2026 Italian rail sabotage
- Date: February 7, 2026
- Location: Bologna and Pesaro, Italy;
- Type: Sabotage, arson, domestic terrorism
- Motive: Opposition to the 2026 Winter Olympics
- Participants: Anarchist groups (claimed responsibility)

= 2026 Italian rail sabotage =

February 2026 coordinated attacks on Italian railway infrastructure

The 2026 Italian rail sabotage was a series of coordinated strikes against Italy's national railway infrastructure on February 7, 2026. The incidents occurred on the first full day of the 2026 Winter Olympics (Milano Cortina 2026) and primarily targeted the critical rail corridor near the Bologna hub. While no injuries were reported, the attacks caused extensive delays and service cancellations for approximately 40,000 passengers across Northern and Central Italy. On February 9, an anarchist group claimed responsibility for the acts via an online manifesto.

== Incidents ==
According to police reports, three distinct incidents occurred within a four-hour window on the morning of February 7:

Pesaro arson: Before dawn, an electrical cabin housing track-switching equipment was set on fire near Pesaro. The fire damaged signaling cables on the Ancona–Rimini line, paralyzing traffic along the Adriatic coast.

Bologna cable damage: Technicians at the Bologna hub discovered that fiber-optic cables used for train speed detection had been deliberately severed in manholes near Castel Maggiore.

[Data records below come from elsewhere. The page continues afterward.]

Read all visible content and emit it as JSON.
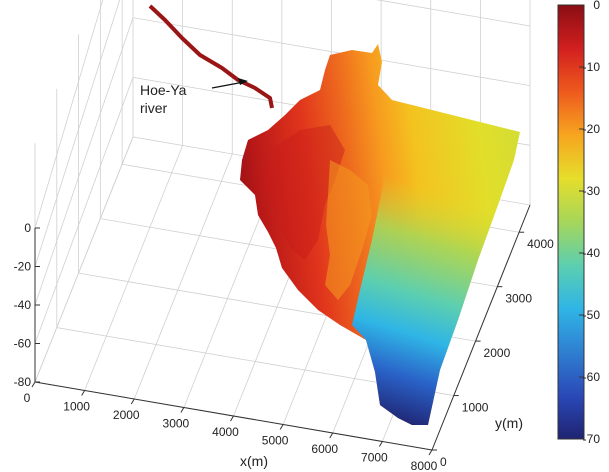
{
  "chart_data": {
    "type": "surface",
    "annotation": {
      "line1": "Hoe-Ya",
      "line2": "river"
    },
    "axes": {
      "x": {
        "label": "x(m)",
        "ticks": [
          0,
          1000,
          2000,
          3000,
          4000,
          5000,
          6000,
          7000,
          8000
        ],
        "range": [
          0,
          8000
        ]
      },
      "y": {
        "label": "y(m)",
        "ticks": [
          0,
          1000,
          2000,
          3000,
          4000
        ],
        "range": [
          0,
          4500
        ]
      },
      "z": {
        "label": "",
        "ticks": [
          0,
          -20,
          -40,
          -60,
          -80
        ],
        "range": [
          -80,
          0
        ]
      }
    },
    "colorbar": {
      "range": [
        -70,
        0
      ],
      "ticks": [
        0,
        -10,
        -20,
        -30,
        -40,
        -50,
        -60,
        -70
      ],
      "colormap": "jet",
      "stops": [
        "#1f2370",
        "#2a49b8",
        "#2f7fd0",
        "#2fb5e6",
        "#5ccfb0",
        "#a6d65a",
        "#e5de2b",
        "#f7a51f",
        "#ee5a1e",
        "#d21f1f",
        "#8a0e14"
      ]
    },
    "grid": true
  },
  "colors": {
    "river": "#9a1515",
    "grid": "#d0d0d0",
    "axis": "#333333"
  }
}
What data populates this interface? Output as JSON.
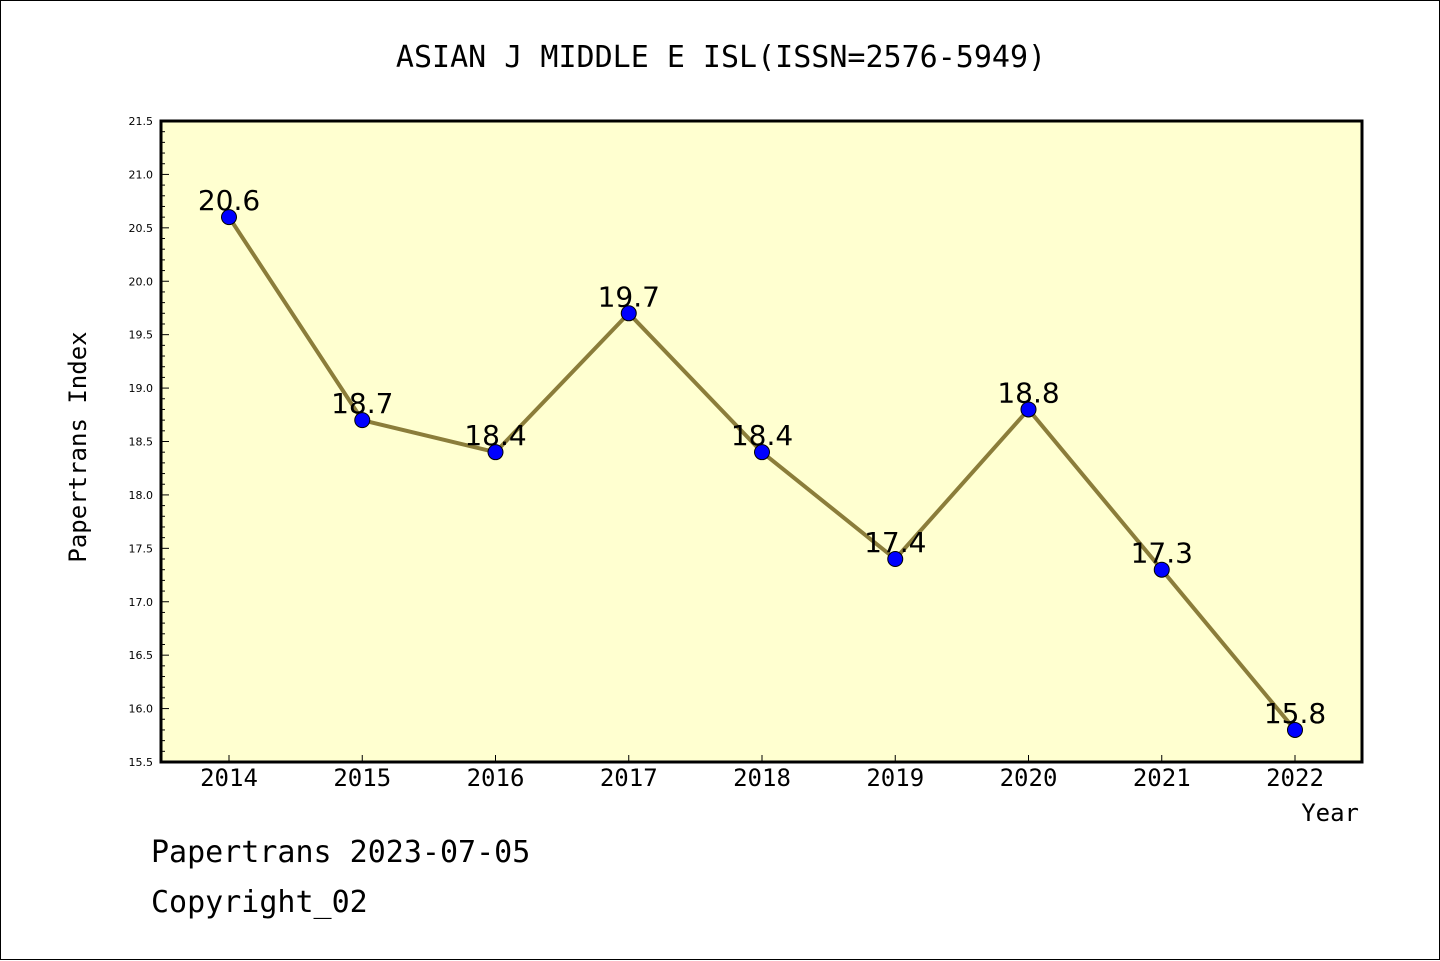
{
  "chart_data": {
    "type": "line",
    "title": "ASIAN J MIDDLE E ISL(ISSN=2576-5949)",
    "xlabel": "Year",
    "ylabel": "Papertrans Index",
    "categories": [
      "2014",
      "2015",
      "2016",
      "2017",
      "2018",
      "2019",
      "2020",
      "2021",
      "2022"
    ],
    "series": [
      {
        "values": [
          20.6,
          18.7,
          18.4,
          19.7,
          18.4,
          17.4,
          18.8,
          17.3,
          15.8
        ],
        "labels": [
          "20.6",
          "18.7",
          "18.4",
          "19.7",
          "18.4",
          "17.4",
          "18.8",
          "17.3",
          "15.8"
        ]
      }
    ],
    "ylim": [
      15.5,
      21.5
    ],
    "yticks": [
      "15.5",
      "16.0",
      "16.5",
      "17.0",
      "17.5",
      "18.0",
      "18.5",
      "19.0",
      "19.5",
      "20.0",
      "20.5",
      "21.0",
      "21.5"
    ],
    "grid": false,
    "colors": {
      "plot_background": "#ffffd0",
      "line": "#8b7d3a",
      "marker": "#0000ff"
    }
  },
  "footer": {
    "source": "Papertrans 2023-07-05",
    "copyright": "Copyright_02"
  }
}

IED discovery: A rudimentary incendiary device, consisting of a plastic bottle filled with flammable liquid and a timer, was neutralized by bomb disposal units on a track switch linking Bologna to Padua.

== Impact ==
The state-owned railway operator, Ferrovie dello Stato Italiane, reported that high-speed services were diverted to conventional surface lines, resulting in delays of up to 150 minutes. The disruptions impacted travelers heading to Olympic venues in Milan, Venice, and Cortina d'Ampezzo.

== Investigation and claims ==
The Italian Ministry of the Interior described the events as "serious sabotage" and "acts of terrorism" intended to damage Italy's international image during the Games. The investigation is being led by the DIGOS anti-terrorism unit.

On February 9, 2026, a statement was published on an anarchist web portal claiming responsibility. The group characterized the Olympics as a "capitalist showcase" and a "testing ground for mass surveillance," stating that the sabotage was a response to government security policies.